Article ID Journal Published Year Pages File Type
5594079 Respiratory Physiology & Neurobiology 2017 9 Pages PDF
Abstract
Experiments were undertaken to mechanistically define expiratory-muscle contribution to effectiveness of cough while controlling glottic movement. We hypothesized that electrical abdominal-muscle stimulation in patients with respiratory-muscle weakness produces effective coughs only when glottic closure accompanies coughs.
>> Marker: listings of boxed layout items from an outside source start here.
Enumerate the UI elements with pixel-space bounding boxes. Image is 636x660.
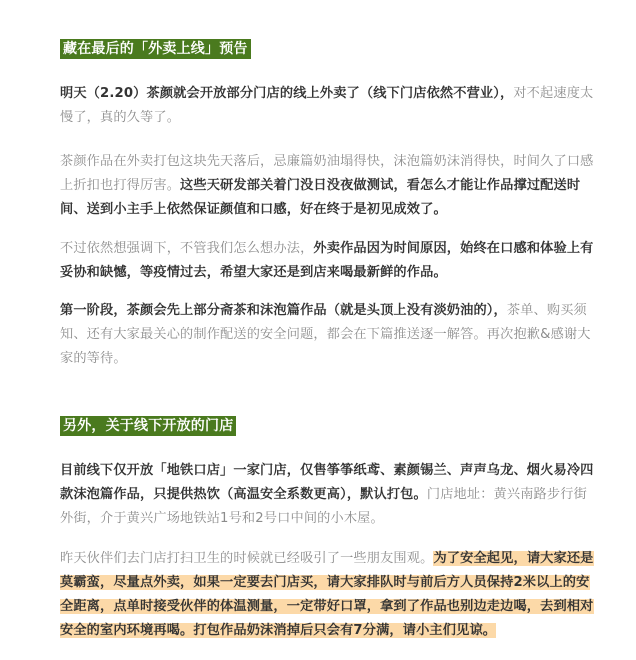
normal-text: 茶单、购买须知、还有大家最关心的制作配送的安全问题，都会在下篇推送逐一解答。再次抱歉&感谢大家的等待。 [60,303,591,366]
paragraph-first-stage [60,299,600,371]
paragraph-store-info [60,459,600,531]
normal-text: 不过依然想强调下，不管我们怎么想办法， [60,241,314,256]
bold-text: 明天（2.20）茶颜就会开放部分门店的线上外卖了（线下门店依然不营业）， [60,86,514,101]
bold-text: 第一阶段，茶颜会先上部分斋茶和沫泡篇作品（就是头顶上没有淡奶油的）， [60,303,507,318]
bold-text: 外卖作品因为时间原因，始终在口感和体验上有妥协和缺憾，等疫情过去，希望大家还是到店来喝最新鲜的作品。 [60,241,594,280]
paragraph-safety-notice [60,547,600,643]
bold-text: 目前线下仅开放「地铁口店」一家门店，仅售筝筝纸鸢、素颜锡兰、声声乌龙、烟火易冷四款沫泡篇作品，只提供热饮（高温安全系数更高），默认打包。 [60,463,594,502]
highlighted-text: 为了安全起见，请大家还是莫霸蛮，尽量点外卖，如果一定要去门店买，请大家排队时与前后方人员保持2米以上的安全距离，点单时接受伙伴的体温测量，一定带好口罩，拿到了作品也别边走边喝，去到相对安全的室内环境再喝。打包作品奶沫消掉后只会有7分满，请小主们见谅。 [60,551,594,638]
normal-text: 对不起速度太慢了，真的久等了。 [60,86,594,125]
paragraph-compromise-note [60,237,600,285]
paragraph-packaging-testing [60,150,600,222]
section-heading-delivery-preview: 藏在最后的「外卖上线」预告 [60,39,251,59]
section-heading-offline-stores: 另外，关于线下开放的门店 [60,416,236,436]
normal-text: 昨天伙伴们去门店打扫卫生的时候就已经吸引了一些朋友围观。 [60,551,434,566]
paragraph-delivery-announcement [60,82,600,130]
bold-text: 这些天研发部关着门没日没夜做测试，看怎么才能让作品撑过配送时间、送到小主手上依然保证颜值和口感，好在终于是初见成效了。 [60,178,581,217]
normal-text: 门店地址：黄兴南路步行街外街，介于黄兴广场地铁站1号和2号口中间的小木屋。 [60,487,587,526]
normal-text: 茶颜作品在外卖打包这块先天落后，忌廉篇奶油塌得快，沫泡篇奶沫消得快，时间久了口感上折扣也打得厉害。 [60,154,594,193]
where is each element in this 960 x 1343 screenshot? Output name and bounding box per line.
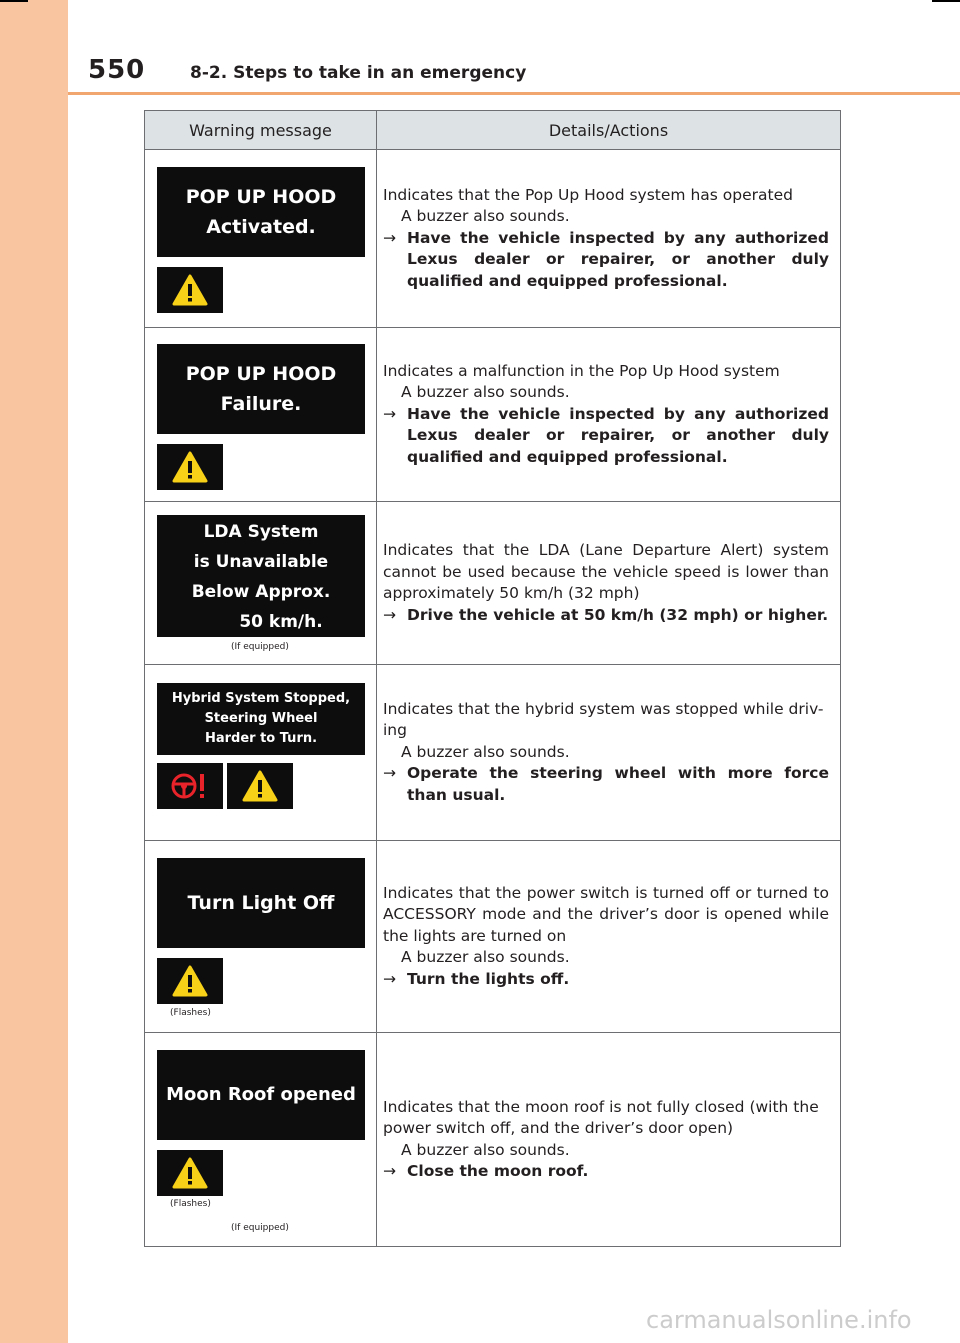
display-message: Moon Roof opened xyxy=(157,1050,365,1140)
description: Indicates that the power switch is turned off or turned to ACCESSORY mode and the driver’s door is opened while the lights are turned on xyxy=(383,883,829,945)
page-header xyxy=(68,0,960,92)
equipped-note: (If equipped) xyxy=(231,1223,289,1233)
display-message: POP UP HOOD Activated. xyxy=(157,167,365,257)
buzzer-note: A buzzer also sounds. xyxy=(401,742,570,761)
table-row xyxy=(145,502,841,665)
warning-cell xyxy=(145,150,377,328)
table-row xyxy=(145,665,841,841)
action: → Have the vehicle inspected by any authorized Lexus dealer or repairer, or another duly qualified and equipped professional. xyxy=(383,404,829,466)
details-cell xyxy=(377,841,841,1033)
steering-warning-icon xyxy=(157,763,223,809)
description: Indicates that the hybrid system was stopped while driv- ing xyxy=(383,699,824,740)
warning-cell xyxy=(145,841,377,1033)
action: → Close the moon roof. xyxy=(383,1161,829,1183)
section-title: 8-2. Steps to take in an emergency xyxy=(190,63,527,83)
action: → Have the vehicle inspected by any authorized Lexus dealer or repairer, or another duly qualified and equipped professional. xyxy=(383,228,829,290)
details-cell xyxy=(377,502,841,665)
crop-mark xyxy=(0,0,28,2)
description: Indicates that the LDA (Lane Departure Alert) system cannot be used because the vehicle speed is lower than approximately 50 km/h (32 mph) xyxy=(383,541,829,602)
arrow-icon: → xyxy=(383,1162,396,1180)
page-number: 550 xyxy=(88,55,146,85)
arrow-icon: → xyxy=(383,969,396,988)
warning-message-table xyxy=(144,110,841,1247)
buzzer-note: A buzzer also sounds. xyxy=(401,207,570,226)
description: Indicates a malfunction in the Pop Up Hood system xyxy=(383,361,780,380)
equipped-note: (If equipped) xyxy=(231,642,289,652)
col-header-warning-message: Warning message xyxy=(145,111,377,150)
details-cell xyxy=(377,328,841,502)
details-cell xyxy=(377,1033,841,1247)
warning-triangle-icon xyxy=(157,267,223,313)
chapter-tab-strip xyxy=(0,0,68,1343)
display-message: Turn Light Off xyxy=(157,858,365,948)
warning-cell xyxy=(145,328,377,502)
warning-triangle-icon xyxy=(157,444,223,490)
table-header-row xyxy=(145,111,841,150)
arrow-icon: → xyxy=(383,404,396,423)
warning-triangle-icon xyxy=(157,958,223,1004)
arrow-icon: → xyxy=(383,228,396,247)
warning-cell xyxy=(145,502,377,665)
action: → Drive the vehicle at 50 km/h (32 mph) or higher. xyxy=(383,605,829,627)
buzzer-note: A buzzer also sounds. xyxy=(401,1140,570,1159)
col-header-details-actions: Details/Actions xyxy=(377,111,841,150)
buzzer-note: A buzzer also sounds. xyxy=(401,383,570,402)
description: Indicates that the Pop Up Hood system has operated xyxy=(383,185,793,204)
table-row xyxy=(145,841,841,1033)
description: Indicates that the moon roof is not fully closed (with the power switch off, and the driver’s door open) xyxy=(383,1097,819,1137)
arrow-icon: → xyxy=(383,605,396,624)
arrow-icon: → xyxy=(383,764,396,783)
display-message: LDA System is Unavailable Below Approx. 50 km/h. xyxy=(157,515,365,637)
details-cell xyxy=(377,150,841,328)
flashes-note: (Flashes) xyxy=(170,1008,211,1018)
warning-triangle-icon xyxy=(227,763,293,809)
warning-triangle-icon xyxy=(157,1150,223,1196)
watermark: carmanualsonline.info xyxy=(646,1306,912,1334)
action: → Turn the lights off. xyxy=(383,969,829,991)
header-rule xyxy=(68,92,960,95)
details-cell xyxy=(377,665,841,841)
table-row xyxy=(145,328,841,502)
warning-cell xyxy=(145,665,377,841)
buzzer-note: A buzzer also sounds. xyxy=(401,948,570,967)
flashes-note: (Flashes) xyxy=(170,1199,211,1209)
table-row xyxy=(145,150,841,328)
warning-cell xyxy=(145,1033,377,1247)
display-message: POP UP HOOD Failure. xyxy=(157,344,365,434)
table-row xyxy=(145,1033,841,1247)
action: → Operate the steering wheel with more force than usual. xyxy=(383,764,829,804)
display-message: Hybrid System Stopped, Steering Wheel Harder to Turn. xyxy=(157,683,365,755)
In ten spinal-cord-injury patients, esophago-gastric pressure and airflow were recorded during solicited-coughs, coughs augmented by abdominal-muscle stimulation, and passive open-glottis exhalations. During solicited-coughs, patients closed the glottis initially; five were flow-limited, five non-flow-limited. Stimulations during solicited-coughs or open-glottis exhalations elicited similar driving pressures (changes in gastric pressure; p < 0.001). Despite high driving pressures, stimulations induced flow-limitation only when patients transiently closed the glottis - not during open-glottis exhalations. That is, transient glottic closure enabled transmission of abdominal (driving) pressure to the thorax during cough, while impeding dissipation of intrathoracic pressure. In conclusion, transient glottic closure is necessary to render cough effective in patients with respiratory-muscle weakness, indicating that failure to close the glottis contributes to ineffective cough in weak tracheostomized patients and patients with bulbar disorders.